In 1901, Warner’s bell foundry recast two of the old bells and supplemented them with a new tenor, at the same time also retuning the old treble bell. The improved peal was then hung in a new heavy-duty steel frame and dedicated on 31 July, 1901. A band of five men from St Mary’s, Penzance, rang a Bob Minimus composition, but after that the bells, as a full circle, fell into disuse, due to a lack of interest from local ringer groups.

On the initiative of the rector of St Buryan, Reverend Maurice Friggens, a neighbouring ringer, together with local craftsmen, rang the treble full circle in 1981 to mark the wedding of HRH Prince Charles and Lady Diana Spencer.

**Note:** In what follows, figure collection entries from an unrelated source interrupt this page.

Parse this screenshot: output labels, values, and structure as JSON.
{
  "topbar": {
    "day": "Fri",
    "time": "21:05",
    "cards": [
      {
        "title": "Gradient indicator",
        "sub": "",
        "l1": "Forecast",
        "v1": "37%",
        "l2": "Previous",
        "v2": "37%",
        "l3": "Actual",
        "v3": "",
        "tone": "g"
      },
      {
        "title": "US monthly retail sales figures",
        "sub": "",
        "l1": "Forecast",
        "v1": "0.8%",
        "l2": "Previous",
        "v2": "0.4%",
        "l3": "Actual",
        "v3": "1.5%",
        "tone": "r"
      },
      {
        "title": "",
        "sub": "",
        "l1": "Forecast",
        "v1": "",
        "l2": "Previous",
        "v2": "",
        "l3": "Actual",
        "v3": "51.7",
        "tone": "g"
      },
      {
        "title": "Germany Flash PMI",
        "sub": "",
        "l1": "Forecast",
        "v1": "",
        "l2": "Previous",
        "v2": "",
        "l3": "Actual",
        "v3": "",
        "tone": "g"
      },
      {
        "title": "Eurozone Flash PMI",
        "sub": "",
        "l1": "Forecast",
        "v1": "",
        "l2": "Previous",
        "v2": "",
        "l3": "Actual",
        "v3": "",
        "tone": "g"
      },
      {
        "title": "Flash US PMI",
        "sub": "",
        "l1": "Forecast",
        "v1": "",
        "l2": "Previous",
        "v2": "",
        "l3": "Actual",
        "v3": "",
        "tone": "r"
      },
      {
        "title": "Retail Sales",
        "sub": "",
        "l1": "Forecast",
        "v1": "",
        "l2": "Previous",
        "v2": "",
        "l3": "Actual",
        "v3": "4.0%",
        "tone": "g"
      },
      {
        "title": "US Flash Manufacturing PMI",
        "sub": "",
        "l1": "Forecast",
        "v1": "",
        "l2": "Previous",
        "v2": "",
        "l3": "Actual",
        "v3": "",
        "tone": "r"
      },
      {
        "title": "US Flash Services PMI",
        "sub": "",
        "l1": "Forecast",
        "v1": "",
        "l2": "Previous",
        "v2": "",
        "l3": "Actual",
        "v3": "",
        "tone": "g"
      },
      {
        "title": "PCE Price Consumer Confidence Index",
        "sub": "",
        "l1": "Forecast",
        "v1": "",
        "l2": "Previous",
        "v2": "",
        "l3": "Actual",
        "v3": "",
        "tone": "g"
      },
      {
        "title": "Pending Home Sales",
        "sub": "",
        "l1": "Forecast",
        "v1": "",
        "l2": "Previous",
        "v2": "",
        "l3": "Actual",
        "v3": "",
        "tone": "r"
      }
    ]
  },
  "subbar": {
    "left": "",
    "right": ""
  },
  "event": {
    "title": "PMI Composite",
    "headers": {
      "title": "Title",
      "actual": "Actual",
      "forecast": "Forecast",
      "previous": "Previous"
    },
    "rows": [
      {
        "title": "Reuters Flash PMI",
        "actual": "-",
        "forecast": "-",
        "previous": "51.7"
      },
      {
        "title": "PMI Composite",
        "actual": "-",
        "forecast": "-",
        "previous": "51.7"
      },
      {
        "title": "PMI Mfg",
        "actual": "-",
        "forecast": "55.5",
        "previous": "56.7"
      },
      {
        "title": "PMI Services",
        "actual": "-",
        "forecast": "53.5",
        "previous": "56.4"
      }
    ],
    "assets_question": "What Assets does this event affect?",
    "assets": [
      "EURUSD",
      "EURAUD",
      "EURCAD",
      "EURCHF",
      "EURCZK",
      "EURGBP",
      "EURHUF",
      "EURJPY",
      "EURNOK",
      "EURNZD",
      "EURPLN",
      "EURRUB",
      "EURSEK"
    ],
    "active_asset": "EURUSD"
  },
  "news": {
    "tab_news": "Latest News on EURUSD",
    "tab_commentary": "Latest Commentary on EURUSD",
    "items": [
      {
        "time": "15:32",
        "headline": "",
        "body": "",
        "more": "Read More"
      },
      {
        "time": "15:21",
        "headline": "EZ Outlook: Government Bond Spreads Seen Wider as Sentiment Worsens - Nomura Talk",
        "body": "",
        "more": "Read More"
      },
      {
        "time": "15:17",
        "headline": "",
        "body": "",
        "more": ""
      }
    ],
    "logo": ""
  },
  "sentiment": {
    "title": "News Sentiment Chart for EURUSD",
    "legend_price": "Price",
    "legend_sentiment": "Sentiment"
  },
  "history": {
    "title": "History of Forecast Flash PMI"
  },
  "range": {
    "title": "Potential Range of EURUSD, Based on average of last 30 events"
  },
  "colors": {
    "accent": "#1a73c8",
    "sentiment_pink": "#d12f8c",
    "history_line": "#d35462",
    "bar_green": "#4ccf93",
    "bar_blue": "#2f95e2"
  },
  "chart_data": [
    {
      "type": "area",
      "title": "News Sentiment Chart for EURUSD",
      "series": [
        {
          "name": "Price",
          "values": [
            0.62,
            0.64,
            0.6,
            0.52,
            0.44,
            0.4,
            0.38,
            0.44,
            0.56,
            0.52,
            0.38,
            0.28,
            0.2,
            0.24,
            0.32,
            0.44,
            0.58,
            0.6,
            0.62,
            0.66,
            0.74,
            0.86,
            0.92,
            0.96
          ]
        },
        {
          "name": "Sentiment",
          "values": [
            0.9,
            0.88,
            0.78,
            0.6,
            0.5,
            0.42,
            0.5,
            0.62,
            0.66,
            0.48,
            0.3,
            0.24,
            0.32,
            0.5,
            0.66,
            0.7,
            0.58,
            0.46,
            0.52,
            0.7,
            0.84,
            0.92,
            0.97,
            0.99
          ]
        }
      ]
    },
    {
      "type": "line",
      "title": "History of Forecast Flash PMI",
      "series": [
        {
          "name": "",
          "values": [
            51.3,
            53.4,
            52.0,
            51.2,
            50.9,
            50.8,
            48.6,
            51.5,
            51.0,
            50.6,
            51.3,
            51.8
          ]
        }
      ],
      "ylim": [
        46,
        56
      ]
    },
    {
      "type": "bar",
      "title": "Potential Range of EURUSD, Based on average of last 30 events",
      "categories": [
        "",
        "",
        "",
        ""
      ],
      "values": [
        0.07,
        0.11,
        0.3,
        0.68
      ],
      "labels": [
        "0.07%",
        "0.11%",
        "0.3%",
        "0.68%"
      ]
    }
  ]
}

The initiative of another man, Chris Venn, who had been fascinated by the bells of St Buryan since learning to ring some 30 years previously, resulted in the restoration of the four bells to ringing condition and the augmentation to six bells. After four months’ work replacing wheels, stays, sliders and pulleys and erecting a large steel supporting structure under the bell frame, the world’s heaviest ring of four rang out on 16 February 1991.

A nationwide appeal was launched, and by June 1992 sufficient funds had been raised to rehang and augment the peal to five bells, and a new treble was purchased from Holy Trinity Huddersfield, an 1884 Gillett & Sons Bell. The most recent renovation of the old bells was carried out by Whitechapel Bell Foundry of London. In January 1994 it took the order for a new tenor. This bell, St Solomon, and the treble were hung in their own frame below the other four.

As it turned out, St Solomon lacked depth of sound to match the Gillett bell, and in 2001 a new treble was ordered from Whitechapel.

All the bell headstocks are fitted with SKF spherical roller bearings and mounted in SKF plummer block housings with V-ring seals, all donated by SKF. As the sound of the bells rolls across the countryside, it reminds the housebound and the non-churchgoers of their historical heritage.